The Ice Age saw the advancement and regression of four glaciers. The last glacier, the Wisconsin, did not enter the area, but the melting ice widened the river valleys and contributed silt, sand and gravels to the two river systems. The melding of two such major river systems strongly influenced both ancient and modern man.
Archeologists have identified four cultural periods within the Upper Mississippi River Valley. They are: Paleo (prior to 5000 B.C.); Eastern Archaic (5000 to 1000 B.C.); Woodland (2000 B.C. to 1400 A.D.), and the Mississippian (800 to 1700 A.D.). The Mississippian was strongly influenced by the Woodland Culture as evidenced by large populated sites, intensive agriculture and religious cults.
Europeans began exploring the area in the mid-18th century. By 1824, the importance of the Mississippi River as a trade and transportation route had been established, and Congress appropriated $75,000 to remove dead trees (snags) from the river.

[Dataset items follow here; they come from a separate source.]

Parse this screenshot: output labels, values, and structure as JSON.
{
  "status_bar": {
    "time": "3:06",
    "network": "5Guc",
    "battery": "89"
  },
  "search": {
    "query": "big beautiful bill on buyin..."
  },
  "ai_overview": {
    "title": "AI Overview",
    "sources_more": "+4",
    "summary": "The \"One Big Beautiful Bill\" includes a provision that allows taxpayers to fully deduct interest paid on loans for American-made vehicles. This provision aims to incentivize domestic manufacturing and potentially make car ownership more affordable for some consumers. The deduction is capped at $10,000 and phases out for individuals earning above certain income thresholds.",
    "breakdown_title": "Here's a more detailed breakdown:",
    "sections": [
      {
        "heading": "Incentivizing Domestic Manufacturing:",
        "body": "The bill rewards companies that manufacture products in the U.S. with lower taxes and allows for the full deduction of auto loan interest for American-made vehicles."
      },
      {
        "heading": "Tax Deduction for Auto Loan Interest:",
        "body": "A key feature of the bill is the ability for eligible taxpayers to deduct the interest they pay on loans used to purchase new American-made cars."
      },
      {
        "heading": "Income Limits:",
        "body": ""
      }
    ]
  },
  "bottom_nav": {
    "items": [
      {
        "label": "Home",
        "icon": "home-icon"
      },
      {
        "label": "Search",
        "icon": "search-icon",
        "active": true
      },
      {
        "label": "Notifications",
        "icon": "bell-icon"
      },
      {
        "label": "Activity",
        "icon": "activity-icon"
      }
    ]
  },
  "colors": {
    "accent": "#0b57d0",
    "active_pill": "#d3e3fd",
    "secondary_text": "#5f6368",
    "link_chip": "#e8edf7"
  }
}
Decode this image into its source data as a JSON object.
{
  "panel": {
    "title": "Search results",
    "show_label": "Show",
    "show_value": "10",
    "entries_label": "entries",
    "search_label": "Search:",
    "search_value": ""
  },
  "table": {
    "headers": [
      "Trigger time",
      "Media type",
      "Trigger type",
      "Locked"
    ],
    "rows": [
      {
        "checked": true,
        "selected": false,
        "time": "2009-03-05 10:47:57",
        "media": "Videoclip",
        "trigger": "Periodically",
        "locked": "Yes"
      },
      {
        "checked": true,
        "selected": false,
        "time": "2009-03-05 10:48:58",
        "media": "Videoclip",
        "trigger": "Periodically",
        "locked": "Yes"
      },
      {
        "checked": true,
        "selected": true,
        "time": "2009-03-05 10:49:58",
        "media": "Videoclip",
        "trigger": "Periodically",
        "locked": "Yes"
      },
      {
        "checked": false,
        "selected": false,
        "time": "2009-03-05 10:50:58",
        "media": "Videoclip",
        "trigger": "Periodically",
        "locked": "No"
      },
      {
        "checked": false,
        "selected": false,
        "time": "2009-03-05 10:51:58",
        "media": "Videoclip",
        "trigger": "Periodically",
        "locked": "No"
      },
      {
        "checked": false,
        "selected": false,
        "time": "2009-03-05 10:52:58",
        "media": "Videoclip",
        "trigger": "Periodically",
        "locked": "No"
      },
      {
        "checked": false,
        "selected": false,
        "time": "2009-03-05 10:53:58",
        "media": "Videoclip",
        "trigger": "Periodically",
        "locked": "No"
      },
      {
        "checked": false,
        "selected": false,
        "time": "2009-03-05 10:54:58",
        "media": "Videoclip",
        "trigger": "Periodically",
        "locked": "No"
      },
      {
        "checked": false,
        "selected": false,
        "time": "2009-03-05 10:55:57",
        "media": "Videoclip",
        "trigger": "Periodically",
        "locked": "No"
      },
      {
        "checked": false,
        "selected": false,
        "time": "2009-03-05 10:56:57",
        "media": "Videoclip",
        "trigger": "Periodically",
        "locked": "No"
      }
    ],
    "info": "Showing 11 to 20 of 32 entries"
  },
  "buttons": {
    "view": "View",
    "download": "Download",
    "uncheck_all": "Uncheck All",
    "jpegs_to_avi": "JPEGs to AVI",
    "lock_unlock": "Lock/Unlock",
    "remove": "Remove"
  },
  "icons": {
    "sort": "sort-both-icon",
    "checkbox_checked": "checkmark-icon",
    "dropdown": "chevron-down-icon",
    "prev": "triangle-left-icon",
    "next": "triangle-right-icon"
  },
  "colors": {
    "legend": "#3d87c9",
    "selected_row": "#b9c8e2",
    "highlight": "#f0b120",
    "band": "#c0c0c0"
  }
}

Congress appropriated funds in 1907 to create a 6-foot navigation channel, but existing technology was not adequate. The 1927 River and Harbors Act authorized study of the Mississippi between Minneapolis and the Missouri River. The outcome of this study was a 1930 authorization to build 24 low-head dams with locks between Minneapolis and Alton.
In 1944, Congress approved the Flood Control Act, which authorized the development of recreational facilities on public access areas. The Fish and Wildlife Act of 1946 provided for establishment of a General Plan and Cooperative Agreement to use the navigation channel project lands and waters for fish and wildlife conservation and management.
The majority of MRA lands and waters are referred to as General Plan lands, under management by the state of Illinois in accordance with a 1961 General Plan and 1963 cooperative agreement with the Department of the Interior. These lands are managed as fish and wildlife areas, while day use and access are under a separate lease agreement with the U.S. Army Corps of Engineers.
In 1937, the Federal Aid in Wildlife Restoration Act, better known as the Pittman-Robertson Act, imposed an 11 percent manufacturer's tax on sporting arms and ammunition, which is used to fund wildlife restoration and management activities. The Federal Aid in Fish Restoration Act, known as the Dingell-Johnson Act, was passed in 1950 and created a 10 percent manufacturer's tax on fishing tackle, which is used to fund fish restoration and management efforts. The MRA has participated in these federal programs since 1958.